A funny thing happened at Friday's opening night performance of WEST SIDE STORY at Meadowvale theatre.  Matthew McCarthy who was supposed to play Tony was felled by pneumonia and with just 36 hour of preparation, chorus member Marc Peters was drafted to play the role. 

 

Peters, a Grade 11 student at Cawthra Park Secondary School, has a beautiful voice, and plays his dramatic scenes with touching vulnerability. True, there are times he is a little too low-key, but that actually works fine for the character. 

 

He is given great support by Erica Feggans. She too has a beautiful voice and brings a believability and sweetness to Maria.
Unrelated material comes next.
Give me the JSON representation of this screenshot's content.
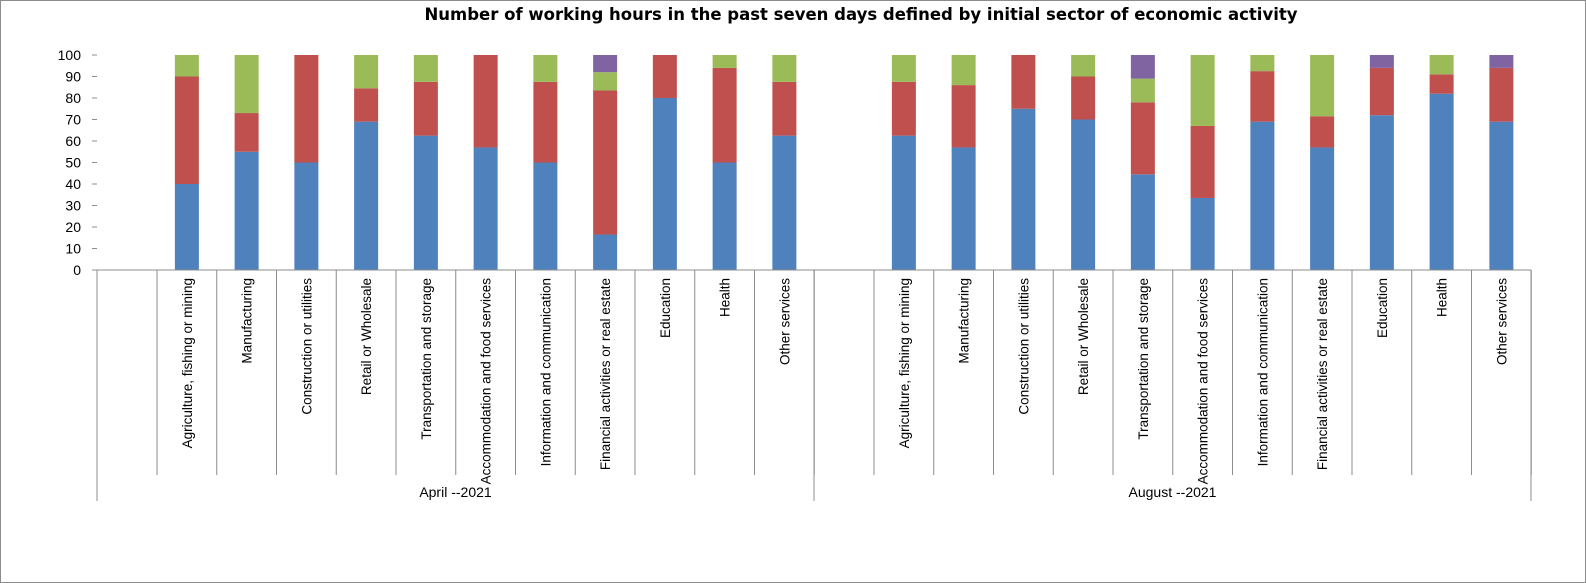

Evan Smith has the natural charisma required for Riff, the leader of the Jets, while Brent Wilkinson and Maria DePalma makes a fiery Bernardo and Anita.

 

Danny Harvey who directed this production, deserves at least some of the praise here for helping shape these performances, but the transitions from scene to scene could use more fluidity. This is especially necessary in the last half of the show where the rising line of tension is defeated every time the action stops while the sets are shifted into place. Harvey, working with his designers could explore ways to choreograph the scene changes into the action.

 

WEST SIDE STORY was innovative because of its use of dance to express character. Anita describes the gang members as dancing "like they had to get rid of something, quick." That is the clue as to how the dances need to be staged: they require that urgency, and it is sadly lacking here. These are not chances for performers to show off, yet that is exactly what choreographer Cathy Smith has everyone doing, and it hurts the production.

 

Also hurting the production is the apparently under-rehearsed orchestra conducted by Jennifer Pearce. Leonard Bernstein's eclectic jazz-oriented score needs to be played with much more energy and precision.

 

Energy is the pulse that drives WEST SIDE STORY, but the final scenes were very affecting on opening night; all the more amazing given the challenges the cast faced with a different leading actor. Hopefully Matthew McCarthy will recover quickly and we will have a chance to see him on stage in a future production, along with others from this talented cast. 

 

WEST SIDE STORY plays at the Meadowvale Theatre, 6315 Montevideo Road, March 2-4 at 8 PM with a 2 PM matinee on the 4th.